Why couldn’t the pompous snob come right out and say it? thought Channing. The Reich was doomed. Not only in the south but in the east too. There they were slowly crumbling before the rallied might of the great Russian bear.
But to Channing none of the world’s political fortunes mattered. He had his wealth secreted away in the safety of a Swiss bank. No matter which way the war went, he would come up smelling like a rose.
So much for the business end of this visit to the City of Lights.
He was also looking forward to seeing his old acquaintance, Martin von Graff, now a general in the S.S. For beyond business and finances, there was a still more vital thrust to Channing’s existence: power. It was his reason for being, what kept him driven with the passion of men thirty years his junior.
To the end of possessing power over men and situations and circumstances, Jason Channing had over the years developed a finely honed network of international “eyes and ears.” He had in his clutches more dirt on more well-placed personalities than he could ever use in one lifetime. But even if it went unused, the mere fact of its possession was what really mattered. You never knew when it would come in handy to expedite a deal, or encourage a man of influence to close his eyes at the proper time. To know more about another than he knew you knew gave Channing a hidden measure of control. And with control came power!
One of the focal points toward which he had directed his spying activities was none other than his old nemesis, Stonewycke. By now Channing’s vendetta was not limited merely to that feisty snip of a girl who had laughed in his face thirty-one years ago, and then run off to marry a ridiculous, manure-sloshing animal doctor. That affront he would never forgive! He would carry out his revenge on
anyone associated with the place. Of course, the pressing demands of the war had limited his diligence in this area. But he had instructed his people at least to keep a watch for any unusual behavior.
And what could be more unusual than a nervous young woman slipping out in the dead of night to rendezvous with a sinister German at a deserted pub near the Thames shipyards? The daughter, no less! To have something on her might even be better than a direct hit. Parents were so sentimental! That was the perfect way to really make them hurt—get to their children!
Yes, sir! You just never knew what was going to turn up! The noble Lady Joanna MacNeil’s own daughter meeting with Germans!
Channing had to know what it was all about! This was fraught with cunning possibilities!
Thus he directed his antennae toward that little part of the globe. He kept a man watching the girl—what was her name? Allison. But he’d come up consistently empty. He’d stuck a man immediately on the kraut, too. That was more promising.
The name was Gunther. His code name, at least—in reality his informant identified him as one Rolf Pingel. Not that his real name mattered. He was a double agent, ostensibly working for British intelligence. However, the man was a slippery fellow; even Channing was not sure which side of the fence he really called home. Probably both sides. “I like the guy already!” Channing laughed to himself.
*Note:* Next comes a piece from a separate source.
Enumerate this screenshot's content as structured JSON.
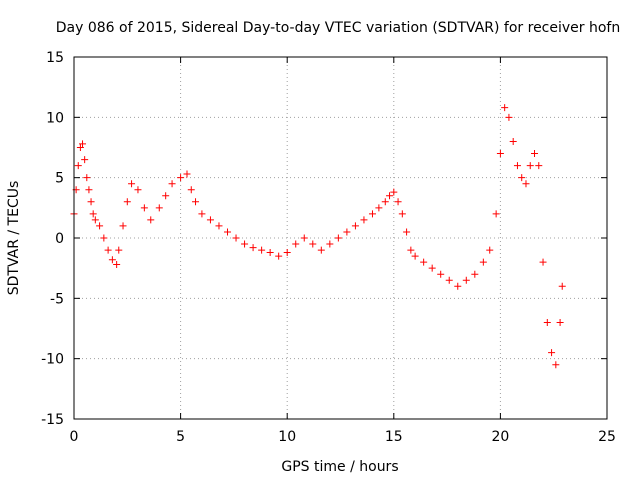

Channing put his best man on Gunther. But even at that they had a beast of a time keeping up with him. They lost his track several times, but then caught a whiff of him again as he boarded a plane for Lisbon. Suddenly things began to look up. For in Lisbon, who should he meet but Martin von Graff, just before von Graff switched his lot to the S.S.
From the submarine off the northern coast of Scotland—where Channing himself had returned with his dredging equipment some time later—and now to his association with a spy who had links to the MacNeil daughter, the name of Martin von Graff seemed to keep bearing in on the fortunes of Stonewycke, and Channing’s schemes.